The Governor of the Bank of Namibia has expressed concern at the ever widening trade deficit between Namibia and its trading partners.
Governor Ipumbu Shiimi said Wednesday that the continued widening of the trade deficit warrants monitoring as it may further affect the level of international reserves.
Shiimi said although current reserves as at the end of May, are enough to cover three months of export cover as well as meeting the country’s other international obligations, there was need to investigate the items that are being imported into the country with a view to taking corrective measures if the imported products are not going into productive sectors.
Shiimi said this when he announced the central bank’s decision to leave the repo rate at 5.50%.
He said: “Once you get to the bottom of that, you then decide on the targeted policy measures …at the moment I will be speculating [what those measures will be.”

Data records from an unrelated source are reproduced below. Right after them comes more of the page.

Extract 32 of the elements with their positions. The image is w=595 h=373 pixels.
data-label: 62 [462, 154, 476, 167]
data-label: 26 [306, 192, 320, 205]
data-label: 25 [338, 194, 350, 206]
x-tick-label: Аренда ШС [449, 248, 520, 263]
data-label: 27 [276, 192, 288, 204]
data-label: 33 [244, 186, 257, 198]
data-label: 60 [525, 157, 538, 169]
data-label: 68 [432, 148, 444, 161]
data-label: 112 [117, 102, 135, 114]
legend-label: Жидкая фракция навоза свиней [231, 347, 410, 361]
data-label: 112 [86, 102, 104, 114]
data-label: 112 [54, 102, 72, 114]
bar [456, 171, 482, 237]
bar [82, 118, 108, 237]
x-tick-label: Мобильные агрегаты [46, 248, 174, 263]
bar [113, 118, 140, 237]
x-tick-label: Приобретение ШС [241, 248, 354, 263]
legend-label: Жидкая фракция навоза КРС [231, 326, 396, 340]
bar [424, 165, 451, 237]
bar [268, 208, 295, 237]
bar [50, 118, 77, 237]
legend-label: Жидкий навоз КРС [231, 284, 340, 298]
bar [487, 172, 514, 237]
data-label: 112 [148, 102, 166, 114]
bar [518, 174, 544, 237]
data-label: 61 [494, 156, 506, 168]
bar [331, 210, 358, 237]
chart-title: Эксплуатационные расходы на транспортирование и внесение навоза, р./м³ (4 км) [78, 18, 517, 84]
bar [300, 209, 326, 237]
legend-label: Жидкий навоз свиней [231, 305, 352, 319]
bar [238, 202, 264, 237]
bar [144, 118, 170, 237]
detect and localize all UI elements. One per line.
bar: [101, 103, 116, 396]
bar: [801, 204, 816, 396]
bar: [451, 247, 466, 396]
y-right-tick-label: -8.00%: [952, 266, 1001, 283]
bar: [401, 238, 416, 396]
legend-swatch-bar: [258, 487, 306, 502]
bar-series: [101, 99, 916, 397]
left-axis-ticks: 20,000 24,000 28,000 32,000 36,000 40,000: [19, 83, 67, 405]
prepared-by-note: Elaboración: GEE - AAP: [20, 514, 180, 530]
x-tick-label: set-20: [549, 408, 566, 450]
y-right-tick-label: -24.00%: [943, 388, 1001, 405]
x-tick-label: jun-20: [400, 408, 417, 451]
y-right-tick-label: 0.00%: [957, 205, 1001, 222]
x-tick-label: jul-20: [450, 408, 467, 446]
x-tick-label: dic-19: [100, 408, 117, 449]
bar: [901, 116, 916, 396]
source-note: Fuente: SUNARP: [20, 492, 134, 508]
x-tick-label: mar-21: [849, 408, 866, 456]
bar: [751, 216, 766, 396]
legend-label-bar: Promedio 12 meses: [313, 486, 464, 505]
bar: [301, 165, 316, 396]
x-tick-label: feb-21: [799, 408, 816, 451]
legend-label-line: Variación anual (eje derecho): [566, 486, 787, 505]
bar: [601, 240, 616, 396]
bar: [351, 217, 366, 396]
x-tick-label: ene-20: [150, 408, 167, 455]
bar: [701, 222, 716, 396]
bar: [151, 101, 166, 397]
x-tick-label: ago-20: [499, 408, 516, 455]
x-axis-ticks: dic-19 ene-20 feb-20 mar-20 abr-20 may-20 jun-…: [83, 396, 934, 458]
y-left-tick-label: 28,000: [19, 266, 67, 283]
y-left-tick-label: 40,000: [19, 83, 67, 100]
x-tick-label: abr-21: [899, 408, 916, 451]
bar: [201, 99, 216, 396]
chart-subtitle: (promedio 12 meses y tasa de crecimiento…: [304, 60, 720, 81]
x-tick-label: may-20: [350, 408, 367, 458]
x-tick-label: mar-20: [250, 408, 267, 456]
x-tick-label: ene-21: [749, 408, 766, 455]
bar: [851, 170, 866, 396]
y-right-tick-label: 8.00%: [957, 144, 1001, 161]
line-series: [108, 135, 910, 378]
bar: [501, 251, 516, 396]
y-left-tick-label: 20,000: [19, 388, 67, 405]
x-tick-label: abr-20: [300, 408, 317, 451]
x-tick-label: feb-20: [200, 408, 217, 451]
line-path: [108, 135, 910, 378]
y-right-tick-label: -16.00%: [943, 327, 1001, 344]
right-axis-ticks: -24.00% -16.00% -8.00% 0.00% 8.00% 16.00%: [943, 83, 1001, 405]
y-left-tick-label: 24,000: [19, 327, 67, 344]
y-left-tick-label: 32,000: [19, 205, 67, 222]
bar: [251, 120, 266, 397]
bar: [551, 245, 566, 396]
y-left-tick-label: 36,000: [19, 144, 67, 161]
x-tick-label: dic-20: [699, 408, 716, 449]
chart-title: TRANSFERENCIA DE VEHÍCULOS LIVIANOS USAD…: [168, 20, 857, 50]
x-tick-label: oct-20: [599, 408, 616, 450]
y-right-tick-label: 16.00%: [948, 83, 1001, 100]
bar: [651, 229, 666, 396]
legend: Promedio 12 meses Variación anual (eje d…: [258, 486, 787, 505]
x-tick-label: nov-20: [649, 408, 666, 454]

He said the  measures to be taken will depend on the findings, and that any decision that will be taken, if there is a need, will be a collective effort between government agencies.
“It may not only be the Bank of Namibia. Infact this is a national issue and therefore it has to be looked at at a national level and the policy measures that Namibia is likely to take, if that is the concern, is going to be a national policy. At the moment I will not be able to point out what exactly is Namibia going to do.”
He, however, briefed the Economist on some of the possible measures that can be implemented in the case that the country is importing unproductive goods.
He said: “You have to see if it is, for instance, motor vehicles, or it is perhaps things like electronic equipment or things like that and how they are financed. If they are financed on credit, for instance, do you want to take specific measures to reduce the attractiveness of credit on those particular items. That is one example or is it something that the minister of finance can consider a higher tax or something like that.
“So there are various measures that one can take but one needs to understand first what is the nature of the problem if indeed there is a problem because as I have said, we are also of the view that currently we have big mining projects like Husab taking place. Many of those goods seem to be destined for the construction of those mines, and if that is the case then we are not concerned because soon Husab will start to produce and sell outside and therefore the country will earn foreign exchange.”
The governor also expressed concern at the lower metal prices currently prevailing because of weak global economic conditions since proceeds from metal sells constitute a big percentage of Namibia export earnings.
“The implication [of lower metal prices] of course is that export earnings will be reduced, but I think what is also pleasing is that although we see this decline, we should acknowledge that metal prices were very high and maybe they are only coming to the normal levels and therefore our mines should be able to survive with those normal level prices.
“What is also helping is the exchange rate that has weakened a bit and I think that has also provided a level of cushion to our mining producers,” Shiimi said.